Learned counsel for the applicants has confined his argument only to the extent that the impugned cognizance order is a proforma based order and the same has been passed without applying his judicial mind, therefore, is illegal and liable to be quashed.
On the other hand, learned AGA has opposed the present application made by learned counsel for the applicants but could not dispute the submissions made by learned counsel for the applicants.
The arguments advanced on behalf of the applicants have substance. The use of proforma in passing the judicial order is not proper and the order of summoning the applicants has been passed without application of mind.
In the case of Fakhruddin Ahmad Vs. State of Uttranchal and another, (2008) 17 SCC 157, the Hon'ble Supreme Court has observed that being an expression of indefinite import, it is neither practicable nor desirable to precisely define as to what is meant by "taking cognizance". Nevertheless, it is well settled that before a Magistrate can be said to have taken cognizance of an offence, it is imperative that he must have taken notice of the accusations and applied his mind to the allegations made in the complaint or in the police report or the information received from a source other than a police report, as the case may be, and the material filed therewith. It needs title emphasis that it is only when the Magistrate applies his mind and is satisfied that the allegations, if proved, would constitute an offence and decides to initiate proceedings against the alleged offender, that it can be positively stated that he has taken cognizance of the offence. Cognizance is in regard to the offence and not the offender.
This Court in the case of Ankit Vs. State of U.P. and another, [2009 (9) ADJ 778], while relying upon a number of decisions of the Apex Court has held as under:
"Although as held by this Court in the case of Megh Nath Guptas & Anr V State of U.P. And Anr, 2008 (62) ACC 826, in which reference has been made to the cases of Deputy Chief Controller Import and Export Vs Roshan Lal Agarwal, 2003 (4) ACC 686 (SC), UP Pollution Control Board Vs Mohan Meakins, 2000 (2) JIC 159 (SC): AIR 2000 SC 1456 and Kanti Bhadra Vs State of West Bengal, 2000 (1) JIC 751 (SC): 2000 (40) ACC 441 (SC), the Magistrate is not required to pass detailed reasoned order at the time of taking cognizance on the charge sheet, but it does not mean that order of taking cognizance can be passed by filling up the blanks on printed proforma. At the time of passing any judicial order including the order taking cognizance on the charge sheet, the Court is required to apply judicial mind and even the order of taking cognizance cannot be passed in mechanical manner. Therefore, the impugned order is liable to be quashed and the matter has to be sent back to the Court below for passing fresh order on the charge sheet after applying judicial mind."(Emphasis supplied)
The summoning of an accused in a criminal case is a serious matter and the order must reflect that Magistrate had applied his mind to the facts as well as law applicable thereto.

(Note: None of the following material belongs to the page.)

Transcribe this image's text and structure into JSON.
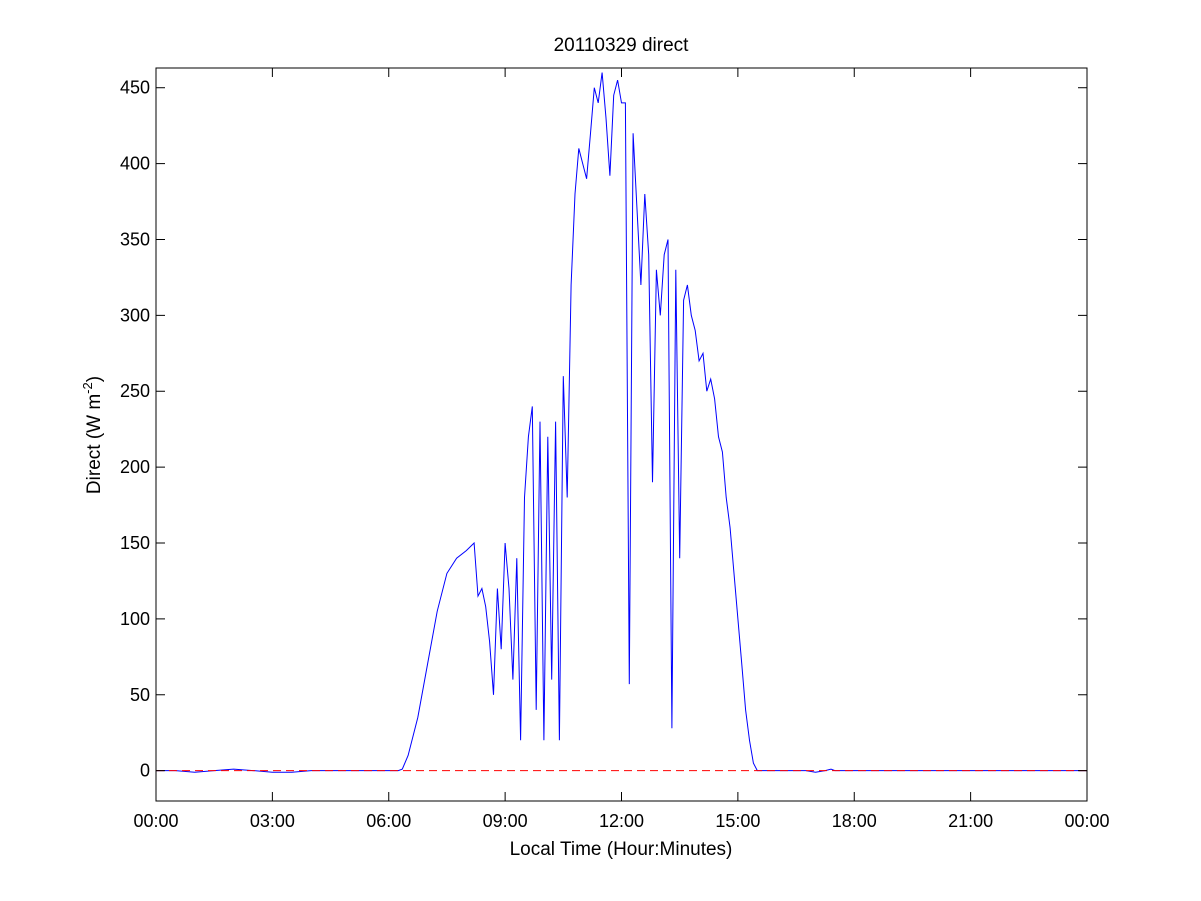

In light of the judgments referred to above, it is explicitly clear that the order dated 27.09.2020 passed by the Additional Chief Judicial Magistrate, Anoopshahr does not stand the test of the law laid down by the Apex Court. Accordingly, the cognizance order dated 27.09.2020 is hereby quashed. The court concerned is directed to pass a fresh speaking order in accordance with law preferably within a period of one month from today.
Office may communicate this order to the concerned court within one week.
With the above direction, the application stands allowed.